Israël cherche à réduire le retour des Palestiniens à Gaza via Rafah

Selon plusieurs sources concordantes citées par l’agence Reuters, Israël cherche à limiter le nombre de Palestiniens autorisés à revenir dans la bande de Gaza depuis l’Égypte par le point de passage de Rafah. L’objectif affiché serait clair : faire en sorte que davantage de Palestiniens quittent Gaza qu’ils n’y entrent, au moment de la réouverture attendue du passage frontalier.

Cette stratégie s’inscrit dans un contexte plus large où des responsables israéliens ont déjà évoqué, à plusieurs reprises, l’idée d’« encourager » l’émigration des Palestiniens de Gaza. Officiellement, Israël continue toutefois de nier toute volonté de déplacement forcé de la population.
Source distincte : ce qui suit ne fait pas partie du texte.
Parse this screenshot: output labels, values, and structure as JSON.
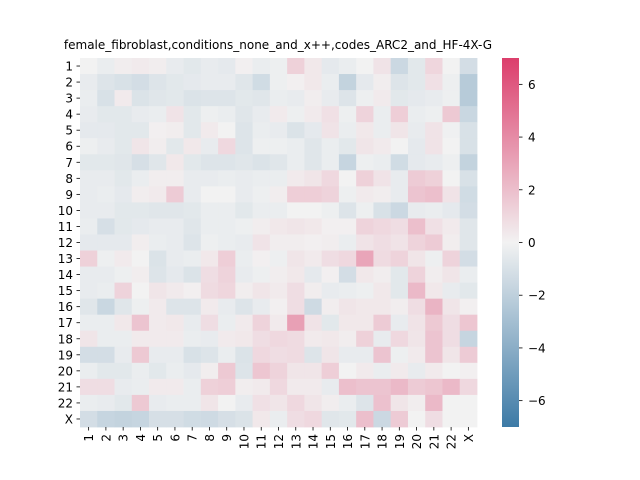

Une réouverture sous contrôle strict

D’après trois sources informées, Israël chercherait à encadrer strictement les flux de population transitant par Rafah, sans que les modalités précises de ces restrictions soient encore connues. Ni le ratio exact entre les sortants et les entrants, ni les critères de sélection n’ont été rendus publics à ce stade.

La réouverture du passage a été annoncée pour la semaine prochaine par Ali Shath, président du comité technocratique palestinien soutenu par les États-Unis, chargé d’administrer temporairement Gaza. Cette ouverture devait initialement intervenir dans le cadre de l’accord de cessez-le-feu conclu en octobre entre Israël et le Hamas, lors de la première phase du plan présenté par l’administration du président américain Donald Trump pour mettre fin à l’offensive sur Gaza.
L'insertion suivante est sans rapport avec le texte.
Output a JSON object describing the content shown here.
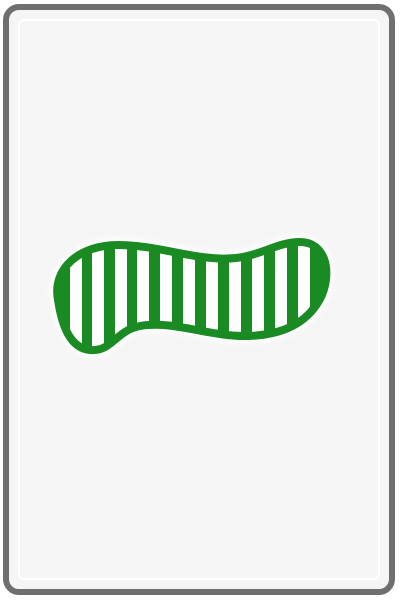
{
  "card": {
    "number": 1,
    "shape": "squiggle",
    "color": "green",
    "shading": "striped",
    "colors": {
      "symbol": "#1a8a22",
      "frame": "#6f6f6f",
      "face": "#f6f5f6",
      "stripe_fill": "#ffffff"
    }
  }
}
Un rôle limité pour les Palestiniens, une supervision européenne

Selon les informations disponibles, le passage de Rafah devrait être géré par des agents palestiniens relevant de l’Autorité palestinienne basée à Ramallah. Des observateurs de l’Union européenne seraient également présents, comme ce fut le cas lors d’une trêve temporaire ayant eu lieu au début de l’année précédente.

Cependant, cette configuration administrative ne remet pas en cause le contrôle sécuritaire israélien. Plusieurs sources indiquent en effet qu’Israël souhaite établir un poste de contrôle militaire à l’intérieur même de la bande de Gaza, à proximité de la frontière. Tous les Palestiniens entrant ou sortant du territoire seraient contraints d’y passer et de se soumettre à des contrôles de sécurité israéliens.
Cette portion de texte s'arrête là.